At first glance, the wrinkled seat of a car is not a major manufacturing problem. Yet the automaker Ford must inspect every seat on every vehicle for this possible manufacturing defect. It is in order to be able to automate this process that Ford has been using a Computer Vision system since 2019.

But computer Vision is only one of the possible ways of inserting a machine vision system on a production line.

The term “industrial vision” covers all the technological alternatives to visual inspection by humans (computer systems, compact or on-board systems, laser, etc.). Their goal is always the same: to increase the efficiency of quality control to save time and costs.

You should know that off- the-shelf solutions already exist for the implementation of a machine vision solution. But there are some special cases: production lines where too many tolerated exceptions accumulate, high variability in the same part, or even modular fault tolerance.

In those situations where a customized solution must be set up, when is it better to ' use a model of computer Vision? What are the respective advantages of possible machine vision solutions? Check for more here on https://www.dzoptics.com/en/machine-vision/.


Traditional image processing methods applied to quality control

Of automated visual inspection systems were installed on production lines, storage and distribution of large industrial since the 1990s. This type of quality control uses so-called “ deterministic ” algorithms (ie. For which the decision rules are well defined and easily applicable). These excel in the quantitative measurement of a structured scene thanks to their processing speed, precision and reproducibility.

Coupled with the right camera and the right optical resolution, a deterministic inspection system can identify defects invisible to the naked eye. It is a more reliable and faster method than humans.

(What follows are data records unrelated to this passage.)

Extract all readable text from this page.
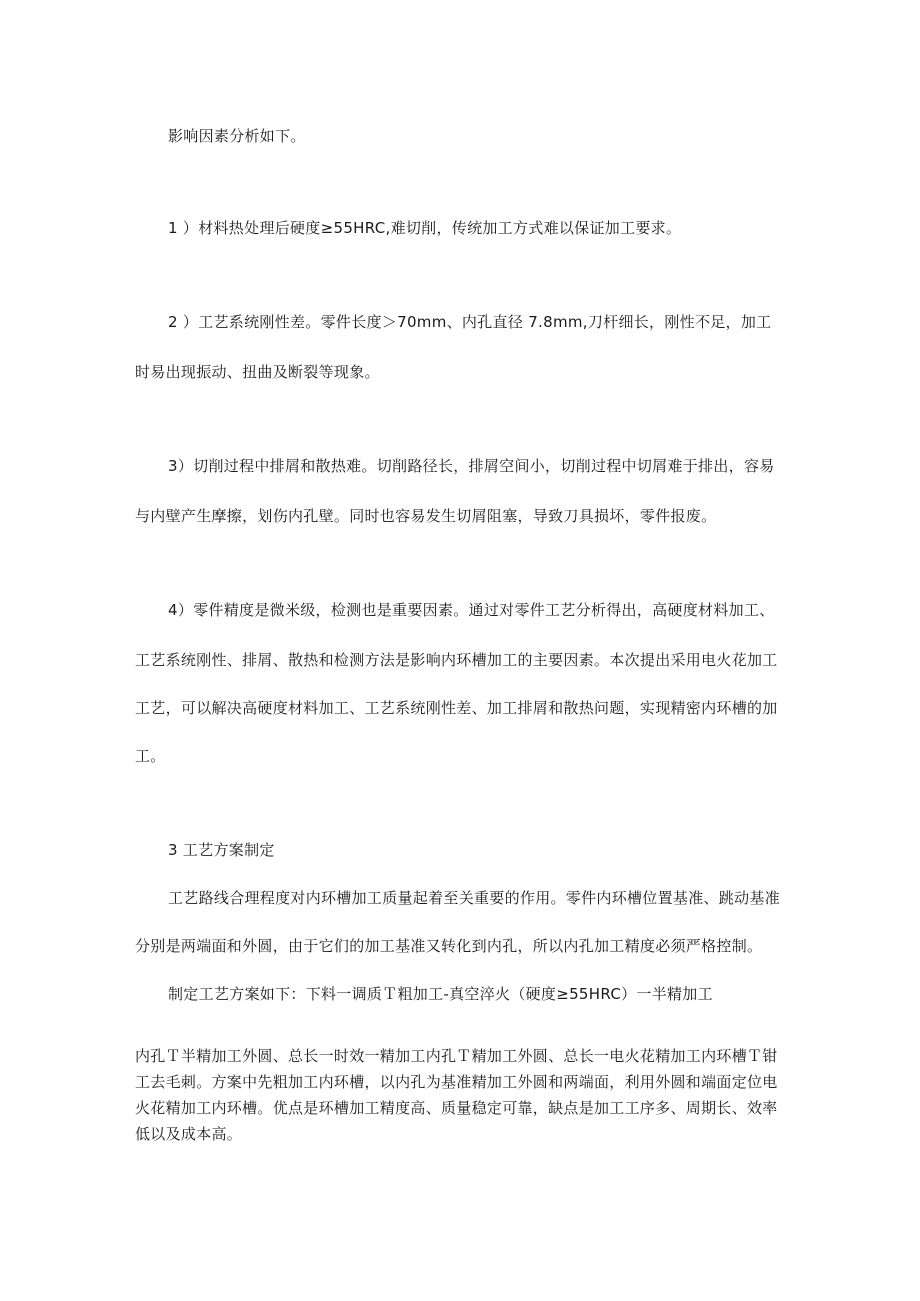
影响因素分析如下。
1 ）材料热处理后硬度≥55HRC,难切削，传统加工方式难以保证加工要求。
2 ）工艺系统刚性差。零件长度＞70mm、内孔直径 7.8mm,刀杆细长，刚性不足，加工
时易出现振动、扭曲及断裂等现象。
3）切削过程中排屑和散热难。切削路径长，排屑空间小，切削过程中切屑难于排出，容易
与内壁产生摩擦，划伤内孔壁。同时也容易发生切屑阻塞，导致刀具损坏，零件报废。
4）零件精度是微米级，检测也是重要因素。通过对零件工艺分析得出，高硬度材料加工、
工艺系统刚性、排屑、散热和检测方法是影响内环槽加工的主要因素。本次提出采用电火花加工
工艺，可以解决高硬度材料加工、工艺系统刚性差、加工排屑和散热问题，实现精密内环槽的加
工。
3 工艺方案制定
工艺路线合理程度对内环槽加工质量起着至关重要的作用。零件内环槽位置基准、跳动基准
分别是两端面和外圆，由于它们的加工基准又转化到内孔，所以内孔加工精度必须严格控制。
制定工艺方案如下：下料一调质Ｔ粗加工-真空淬火（硬度≥55HRC）一半精加工
内孔Ｔ半精加工外圆、总长一时效一精加工内孔Ｔ精加工外圆、总长一电火花精加工内环槽Ｔ钳
工去毛刺。方案中先粗加工内环槽，以内孔为基准精加工外圆和两端面，利用外圆和端面定位电
火花精加工内环槽。优点是环槽加工精度高、质量稳定可靠，缺点是加工工序多、周期长、效率
低以及成本高。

These deterministic solutions are ideal for control involving gauging and precision measurement.

On a production line, a deterministic industrial vision system can perform quality control of hundreds or even thousands of objects per minute reliably and repeatedly. The defects thus controlled may be too small to be visible to the naked eye if the camera allows this precision. This performance goes way beyond what a human being can do.

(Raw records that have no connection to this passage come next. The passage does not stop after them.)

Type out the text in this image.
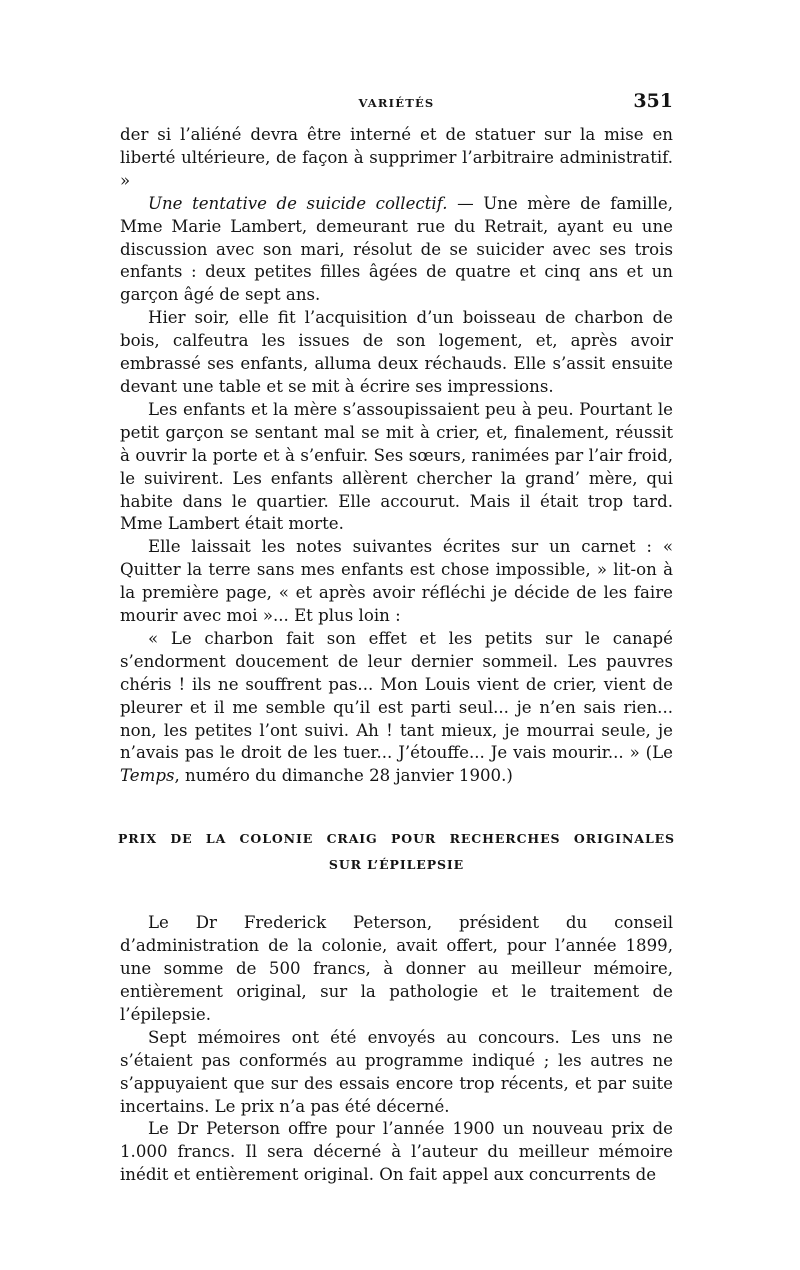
VARIÉTÉS	351

der si l’aliéné devra être interné et de statuer sur la mise en liberté ultérieure, de façon à supprimer l’arbitraire administratif. »

Une tentative de suicide collectif. — Une mère de famille, Mme Marie Lambert, demeurant rue du Retrait, ayant eu une discussion avec son mari, résolut de se suicider avec ses trois enfants : deux petites filles âgées de quatre et cinq ans et un garçon âgé de sept ans.

Hier soir, elle fit l’acquisition d’un boisseau de charbon de bois, calfeutra les issues de son logement, et, après avoir embrassé ses enfants, alluma deux réchauds. Elle s’assit ensuite devant une table et se mit à écrire ses impressions.

Les enfants et la mère s’assoupissaient peu à peu. Pourtant le petit garçon se sentant mal se mit à crier, et, finalement, réussit à ouvrir la porte et à s’enfuir. Ses sœurs, ranimées par l’air froid, le suivirent. Les enfants allèrent chercher la grand’ mère, qui habite dans le quartier. Elle accourut. Mais il était trop tard. Mme Lambert était morte.

Elle laissait les notes suivantes écrites sur un carnet : « Quitter la terre sans mes enfants est chose impossible, » lit-on à la première page, « et après avoir réfléchi je décide de les faire mourir avec moi »... Et plus loin :

« Le charbon fait son effet et les petits sur le canapé s’endorment doucement de leur dernier sommeil. Les pauvres chéris ! ils ne souffrent pas... Mon Louis vient de crier, vient de pleurer et il me semble qu’il est parti seul... je n’en sais rien... non, les petites l’ont suivi. Ah ! tant mieux, je mourrai seule, je n’avais pas le droit de les tuer... J’étouffe... Je vais mourir... » (Le Temps, numéro du dimanche 28 janvier 1900.)

PRIX DE LA COLONIE CRAIG POUR RECHERCHES ORIGINALES
SUR L’ÉPILEPSIE

Le Dr Frederick Peterson, président du conseil d’administration de la colonie, avait offert, pour l’année 1899, une somme de 500 francs, à donner au meilleur mémoire, entièrement original, sur la pathologie et le traitement de l’épilepsie.

Sept mémoires ont été envoyés au concours. Les uns ne s’étaient pas conformés au programme indiqué ; les autres ne s’appuyaient que sur des essais encore trop récents, et par suite incertains. Le prix n’a pas été décerné.

Le Dr Peterson offre pour l’année 1900 un nouveau prix de 1.000 francs. Il sera décerné à l’auteur du meilleur mémoire inédit et entièrement original. On fait appel aux concurrents de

However, human visual inspection has always prevailed:


  • in cases requiring learning by example,

  • and when it is necessary to know how to recognize and tolerate an acceptable deviation during quality control.

    The advantages of Computer Vision (Image Recognition) for quality control

    Human beings excel when it comes to distinguishing between cosmetic and functional defects. Likewise, it is able to recognize which cosmetic defects may be perceived by the consumer as affecting the perceived quality.

    Once trained on a set of data corresponding to its actual conditions of use, a Computer Vision algorithm can reproduce this human adaptability.

    Indeed, Deep Learning technologies use artificial neural networks to reproduce human behavior. This allows them to recognize anomalies and defects while tolerating natural variations in complex patterns. Computer Vision methods therefore combine the adaptability of human vision inspection with the speed and robustness of a traditional image processing system.

    Compared to a traditional image processing solution, a deep learning solution is more efficient in cases where variations and exceptions are tolerated.

    Once the choice has been made between the development of a deterministic algorithm and a Deep Learning solution, it remains to install equipment that will allow the recovery of quality data.

    In both cases, the choice of good equipment is essential. A complete machine vision system built to measure for the production line environment is a prerequisite for good data recovery and use.

    All the components of a machine vision system must be chosen according to the environment and the object to be inspected.